Voilà quelques jours que j’ai fini le livre 1Q84 de l’auteur japonais Haruki Murakami.

Ce livre est composé de trois livres.
Le premier comme je disais dans un précédent article est très intéressant, le rythme est soutenu, les réflexions, notamment sur l’écriture, sont très intéressantes.

Dans le deuxième livre, ça commence à se gâter, les évènements deviennent de plus en plus prévisibles et des longueurs apparaissent.

Enfin le troisième livre. Alors là pour le coup on a vraiment l’impression que l’auteur était payé à la ligne.
Il y a des longueurs à n’en plus finir, des descriptions qui n’apportent rien au récit, des répétitions à foison.
Pour ce dernier point dans « Les fleurs bleues » de Raymond Queneau, un livre qui figure dans mon top 5, Queneau dit un truc du genre :
« La répétition est une des plus odoriférantes fleurs de la rhétorique ».
Bon je veux bien la répétition est utile et parfois donne un style très intéressant.
Mais dans 1Q84 pour le coup dans le troisième livre il y en a beaucoup trop.

Et comme dans le deuxième livre les évènements sont extrêmement prévisibles, je suis arrivé à la fin en l’ayant deviné avant la moitié du troisième livre.

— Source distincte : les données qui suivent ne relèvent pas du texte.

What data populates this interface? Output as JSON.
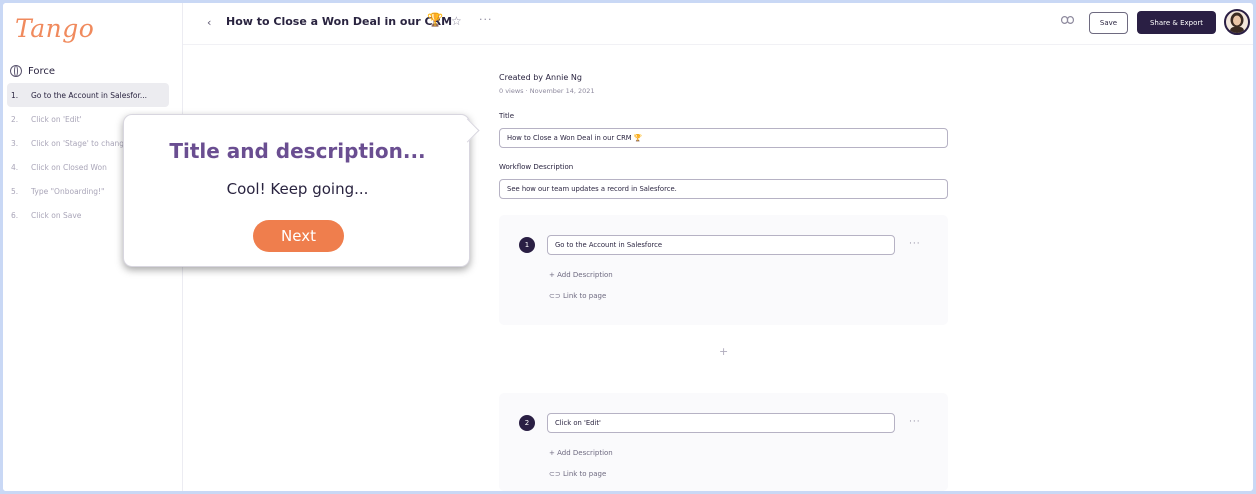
{
  "app": {
    "logo": "Tango"
  },
  "sidebar": {
    "brand": "Force",
    "steps": [
      {
        "num": "1.",
        "label": "Go to the Account in Salesfor..."
      },
      {
        "num": "2.",
        "label": "Click on 'Edit'"
      },
      {
        "num": "3.",
        "label": "Click on 'Stage' to chang"
      },
      {
        "num": "4.",
        "label": "Click on Closed Won"
      },
      {
        "num": "5.",
        "label": "Type \"Onboarding!\""
      },
      {
        "num": "6.",
        "label": "Click on Save"
      }
    ]
  },
  "header": {
    "back_glyph": "‹",
    "title": "How to Close a Won Deal in our CRM",
    "trophy_glyph": "🏆",
    "star_glyph": "☆",
    "more_glyph": "···",
    "save_label": "Save",
    "share_label": "Share & Export"
  },
  "meta": {
    "author": "Created by Annie Ng",
    "sub": "0 views · November 14, 2021"
  },
  "form": {
    "title_label": "Title",
    "title_value": "How to Close a Won Deal in our CRM 🏆",
    "desc_label": "Workflow Description",
    "desc_value": "See how our team updates a record in Salesforce."
  },
  "steps": [
    {
      "num": "1",
      "value": "Go to the Account in Salesforce",
      "add_desc": "+ Add Description",
      "link": "Link to page",
      "more": "···"
    },
    {
      "num": "2",
      "value": "Click on 'Edit'",
      "add_desc": "+ Add Description",
      "link": "Link to page",
      "more": "···"
    }
  ],
  "add_step_glyph": "+",
  "tooltip": {
    "title": "Title and description...",
    "body": "Cool! Keep going...",
    "next_label": "Next"
  },
  "colors": {
    "accent_orange": "#ef7e4d",
    "dark_purple": "#2a1f44",
    "tooltip_purple": "#6a4e91",
    "page_bg": "#c9d8f5"
  }
}
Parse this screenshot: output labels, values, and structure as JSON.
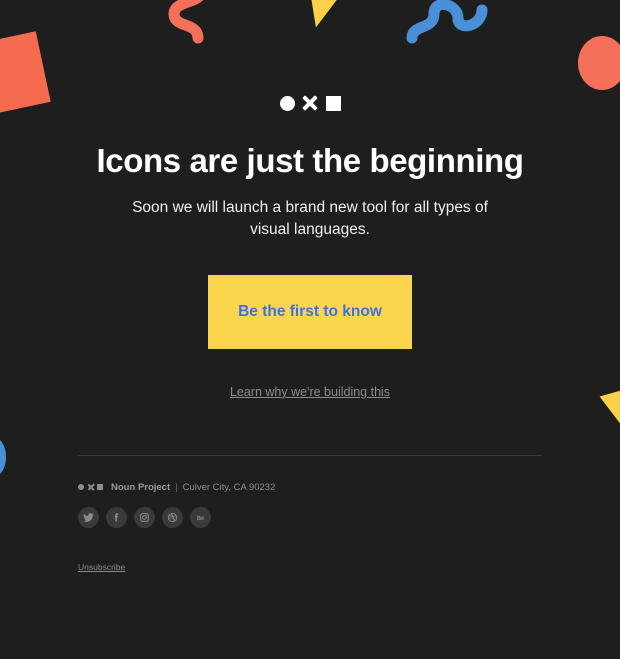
{
  "page": {
    "background_color": "#1e1e1e"
  },
  "brand": {
    "mark_icons": [
      "circle-glyph",
      "x-glyph",
      "square-glyph"
    ]
  },
  "hero": {
    "headline": "Icons are just the beginning",
    "subhead": "Soon we will launch a brand new tool for all types of visual languages.",
    "cta_label": "Be the first to know",
    "cta_background": "#fcd54f",
    "cta_text_color": "#3b72e8",
    "learn_link": "Learn why we're building this"
  },
  "decorations": [
    {
      "name": "orange-square",
      "color": "#f46b4f",
      "shape": "square"
    },
    {
      "name": "orange-squiggle",
      "color": "#f4705a",
      "shape": "squiggle"
    },
    {
      "name": "yellow-triangle-top",
      "color": "#fbd04b",
      "shape": "triangle"
    },
    {
      "name": "blue-squiggle",
      "color": "#4a90d9",
      "shape": "squiggle"
    },
    {
      "name": "orange-circle",
      "color": "#f4705a",
      "shape": "circle"
    },
    {
      "name": "blue-circle",
      "color": "#4a90d9",
      "shape": "circle"
    },
    {
      "name": "yellow-triangle-bottom",
      "color": "#fbd04b",
      "shape": "triangle"
    }
  ],
  "footer": {
    "brand_name": "Noun Project",
    "separator": "|",
    "address": "Culver City, CA 90232",
    "socials": [
      {
        "name": "twitter",
        "label": "Twitter"
      },
      {
        "name": "facebook",
        "label": "Facebook"
      },
      {
        "name": "instagram",
        "label": "Instagram"
      },
      {
        "name": "dribbble",
        "label": "Dribbble"
      },
      {
        "name": "behance",
        "label": "Behance"
      }
    ],
    "unsubscribe": "Unsubscribe"
  }
}
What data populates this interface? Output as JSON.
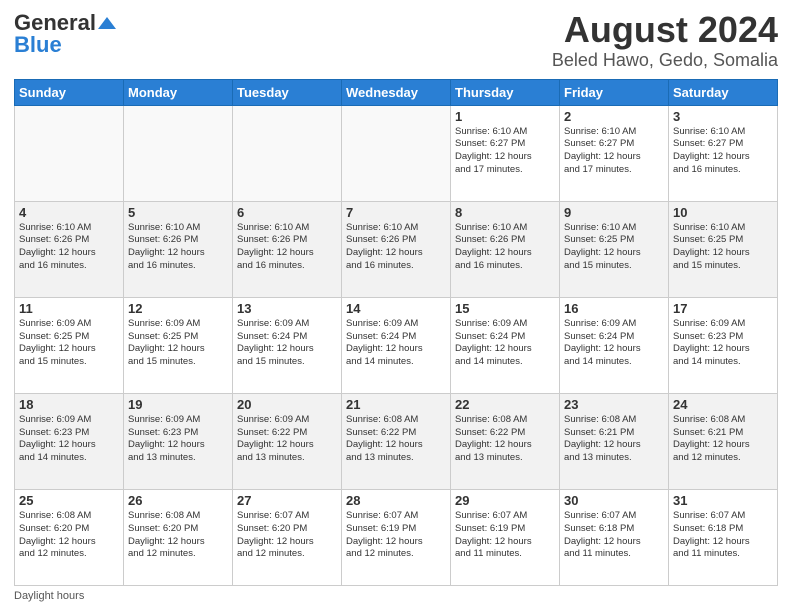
{
  "logo": {
    "line1": "General",
    "line2": "Blue"
  },
  "title": "August 2024",
  "subtitle": "Beled Hawo, Gedo, Somalia",
  "days_header": [
    "Sunday",
    "Monday",
    "Tuesday",
    "Wednesday",
    "Thursday",
    "Friday",
    "Saturday"
  ],
  "weeks": [
    [
      {
        "day": "",
        "info": ""
      },
      {
        "day": "",
        "info": ""
      },
      {
        "day": "",
        "info": ""
      },
      {
        "day": "",
        "info": ""
      },
      {
        "day": "1",
        "info": "Sunrise: 6:10 AM\nSunset: 6:27 PM\nDaylight: 12 hours\nand 17 minutes."
      },
      {
        "day": "2",
        "info": "Sunrise: 6:10 AM\nSunset: 6:27 PM\nDaylight: 12 hours\nand 17 minutes."
      },
      {
        "day": "3",
        "info": "Sunrise: 6:10 AM\nSunset: 6:27 PM\nDaylight: 12 hours\nand 16 minutes."
      }
    ],
    [
      {
        "day": "4",
        "info": "Sunrise: 6:10 AM\nSunset: 6:26 PM\nDaylight: 12 hours\nand 16 minutes."
      },
      {
        "day": "5",
        "info": "Sunrise: 6:10 AM\nSunset: 6:26 PM\nDaylight: 12 hours\nand 16 minutes."
      },
      {
        "day": "6",
        "info": "Sunrise: 6:10 AM\nSunset: 6:26 PM\nDaylight: 12 hours\nand 16 minutes."
      },
      {
        "day": "7",
        "info": "Sunrise: 6:10 AM\nSunset: 6:26 PM\nDaylight: 12 hours\nand 16 minutes."
      },
      {
        "day": "8",
        "info": "Sunrise: 6:10 AM\nSunset: 6:26 PM\nDaylight: 12 hours\nand 16 minutes."
      },
      {
        "day": "9",
        "info": "Sunrise: 6:10 AM\nSunset: 6:25 PM\nDaylight: 12 hours\nand 15 minutes."
      },
      {
        "day": "10",
        "info": "Sunrise: 6:10 AM\nSunset: 6:25 PM\nDaylight: 12 hours\nand 15 minutes."
      }
    ],
    [
      {
        "day": "11",
        "info": "Sunrise: 6:09 AM\nSunset: 6:25 PM\nDaylight: 12 hours\nand 15 minutes."
      },
      {
        "day": "12",
        "info": "Sunrise: 6:09 AM\nSunset: 6:25 PM\nDaylight: 12 hours\nand 15 minutes."
      },
      {
        "day": "13",
        "info": "Sunrise: 6:09 AM\nSunset: 6:24 PM\nDaylight: 12 hours\nand 15 minutes."
      },
      {
        "day": "14",
        "info": "Sunrise: 6:09 AM\nSunset: 6:24 PM\nDaylight: 12 hours\nand 14 minutes."
      },
      {
        "day": "15",
        "info": "Sunrise: 6:09 AM\nSunset: 6:24 PM\nDaylight: 12 hours\nand 14 minutes."
      },
      {
        "day": "16",
        "info": "Sunrise: 6:09 AM\nSunset: 6:24 PM\nDaylight: 12 hours\nand 14 minutes."
      },
      {
        "day": "17",
        "info": "Sunrise: 6:09 AM\nSunset: 6:23 PM\nDaylight: 12 hours\nand 14 minutes."
      }
    ],
    [
      {
        "day": "18",
        "info": "Sunrise: 6:09 AM\nSunset: 6:23 PM\nDaylight: 12 hours\nand 14 minutes."
      },
      {
        "day": "19",
        "info": "Sunrise: 6:09 AM\nSunset: 6:23 PM\nDaylight: 12 hours\nand 13 minutes."
      },
      {
        "day": "20",
        "info": "Sunrise: 6:09 AM\nSunset: 6:22 PM\nDaylight: 12 hours\nand 13 minutes."
      },
      {
        "day": "21",
        "info": "Sunrise: 6:08 AM\nSunset: 6:22 PM\nDaylight: 12 hours\nand 13 minutes."
      },
      {
        "day": "22",
        "info": "Sunrise: 6:08 AM\nSunset: 6:22 PM\nDaylight: 12 hours\nand 13 minutes."
      },
      {
        "day": "23",
        "info": "Sunrise: 6:08 AM\nSunset: 6:21 PM\nDaylight: 12 hours\nand 13 minutes."
      },
      {
        "day": "24",
        "info": "Sunrise: 6:08 AM\nSunset: 6:21 PM\nDaylight: 12 hours\nand 12 minutes."
      }
    ],
    [
      {
        "day": "25",
        "info": "Sunrise: 6:08 AM\nSunset: 6:20 PM\nDaylight: 12 hours\nand 12 minutes."
      },
      {
        "day": "26",
        "info": "Sunrise: 6:08 AM\nSunset: 6:20 PM\nDaylight: 12 hours\nand 12 minutes."
      },
      {
        "day": "27",
        "info": "Sunrise: 6:07 AM\nSunset: 6:20 PM\nDaylight: 12 hours\nand 12 minutes."
      },
      {
        "day": "28",
        "info": "Sunrise: 6:07 AM\nSunset: 6:19 PM\nDaylight: 12 hours\nand 12 minutes."
      },
      {
        "day": "29",
        "info": "Sunrise: 6:07 AM\nSunset: 6:19 PM\nDaylight: 12 hours\nand 11 minutes."
      },
      {
        "day": "30",
        "info": "Sunrise: 6:07 AM\nSunset: 6:18 PM\nDaylight: 12 hours\nand 11 minutes."
      },
      {
        "day": "31",
        "info": "Sunrise: 6:07 AM\nSunset: 6:18 PM\nDaylight: 12 hours\nand 11 minutes."
      }
    ]
  ],
  "footer": "Daylight hours"
}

Bon après ces critiques acerbes il faut tout de même que je dise :
J’ai beaucoup aimé les personnages, l’univers est très intéressant. On découvre le Japon et ses coutumes, c’est un survol évidemment mais cela donne déjà une idée.

En conclusion un très bon livre mais qui aurait dû faire quelques centaines de pages en moins.
Déjà que je lis beaucoup plus lentement ce genre de romans, mais en plus avec des longueurs ça a été un peu laborieux.

Maintenant ne sachant pas trop vers quel univers je vais m’orienter je lis quelques San Antonio que j’avais en stock.
C’est toujours assez drôle et avant d’avoir épuiser le stock, on a le temps. 🙂

En plus sur les questions de l’écriture San Antonio c’est pas mal du tout, c’est même excellent.